05:00 – Shift to Facebook mobile and how the app's design deepened platform control, suppressing outbound links via algorithmic downgrading.
10:00 – Exploration of what algorithms are, including foundational insights from VisiCalc and orthogonal programming logic.
15:00 – Critique of fantastical thinking in Silicon Valley: effective altruism, Singularity, and AI determinism vs. randomness.
20:00 – Deep dive into AI devices, focusing on the Limitless Pendant, its usability issues, and Sam Altman's conflicted role as early investor.
25:00 – Speculation on hardware innovation, Raspberry Pi and Arduino, and ethical concerns around investing in competitors.
30:00 – Analysis of Google’s product culture, its failure in product management, and DeepMind's limited integration.
35:00 – Reflection on monopolistic behavior, moonshot divisions, and overfunding as a source of magical thinking.
40:00 – Final thoughts on institutional IT, comparing Apple, Netflix, and Chinese firms like Huawei in real-time software integration.
Key Insights
- The Internet's Evolution into Walled Gardens: The Stewarts reflect on the shift from an open, user-driven Internet to a closed ecosystem dominated by platforms like Facebook and Twitter. While early services like AOL were walled gardens, there was a middle era of openness with the rise of the web. The arrival of mobile apps—especially Facebook's mobile transition—cemented a new kind of user lock-in, where links out are suppressed and attention is algorithmically contained.
- Mobile as the Turning Point: The transition of Facebook to mobile marked a pivotal shift. Initially resistant to app development because of its open web ethos, Facebook eventually embraced mobile, realizing it granted total control over the user experience. This catalyzed the modern model of platform dominance, where linking out is discouraged and algorithmic prioritization curates user attention.
- Algorithm Awareness and Cultural Impact: The rise of social media brought public awareness of algorithms as tools that influence behavior and visibility. What was once a backend concept known only to programmers became part of everyday language. The Stewarts trace this shift to platforms like Instagram and Facebook, which made algorithmic curation central to user experience and discourse.
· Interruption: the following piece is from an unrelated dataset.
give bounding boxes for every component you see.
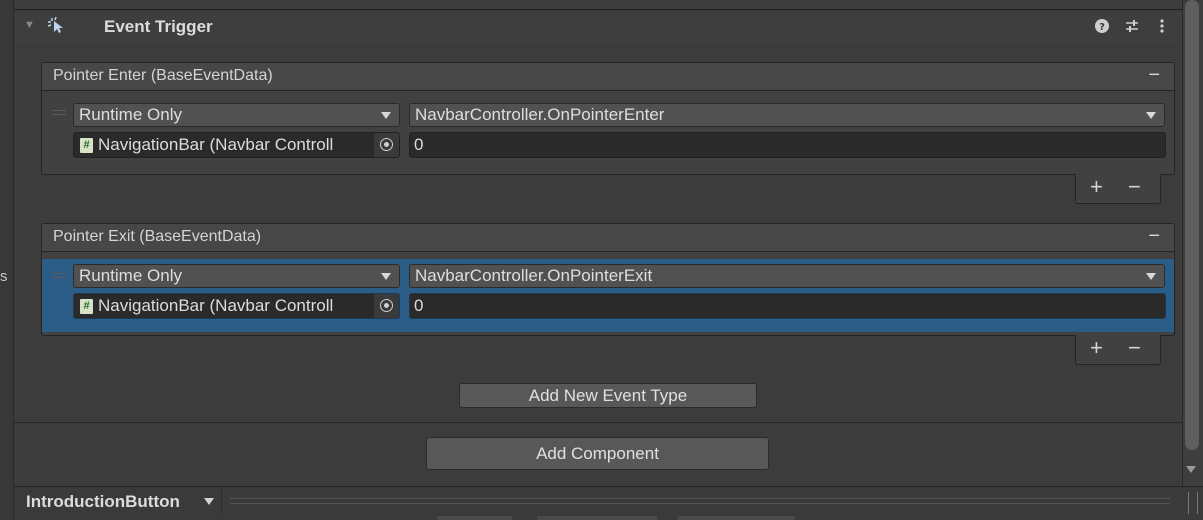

- AI Devices and the Limitless Pendant: Stewart II reviews the Limitless pendant, a wearable AI device that records conversations and summarizes them, calling it a “peek into the future” with usability flaws. The device’s origins as Rewind AI and its investment from Sam Altman raise ethical questions, especially now that Altman is backing potentially competing ventures like Jony Ive’s AI projects.
- Magical Thinking in Silicon Valley: The episode critiques Silicon Valley’s drift from engineering rigor to speculative idealism—highlighting effective altruism, singularity thinking, and techno-utopian visions. They note how once-practical cultures are now marked by dualisms: doomer vs. accelerationist, utopian vs. dystopian, with little room for nuanced middle grounds.
- China’s Role in Tech Innovation: Huawei’s expansion into cars prompts a reflection on whether Chinese firms’ multi-domain innovation reflects cultural differences. The Stewarts ponder whether China’s success is driven by collective orientation or state direction, and what it implies for U.S. competitiveness in hardware and manufacturing.
- Institutional Knowledge and IT Competence: The episode closes on the importance of institutional IT knowledge, citing Apple and Netflix as companies that deeply understand their operational infrastructure. This understanding, they argue, enables better product development and company coherence—unlike firms that spray money across moonshots without disciplined management.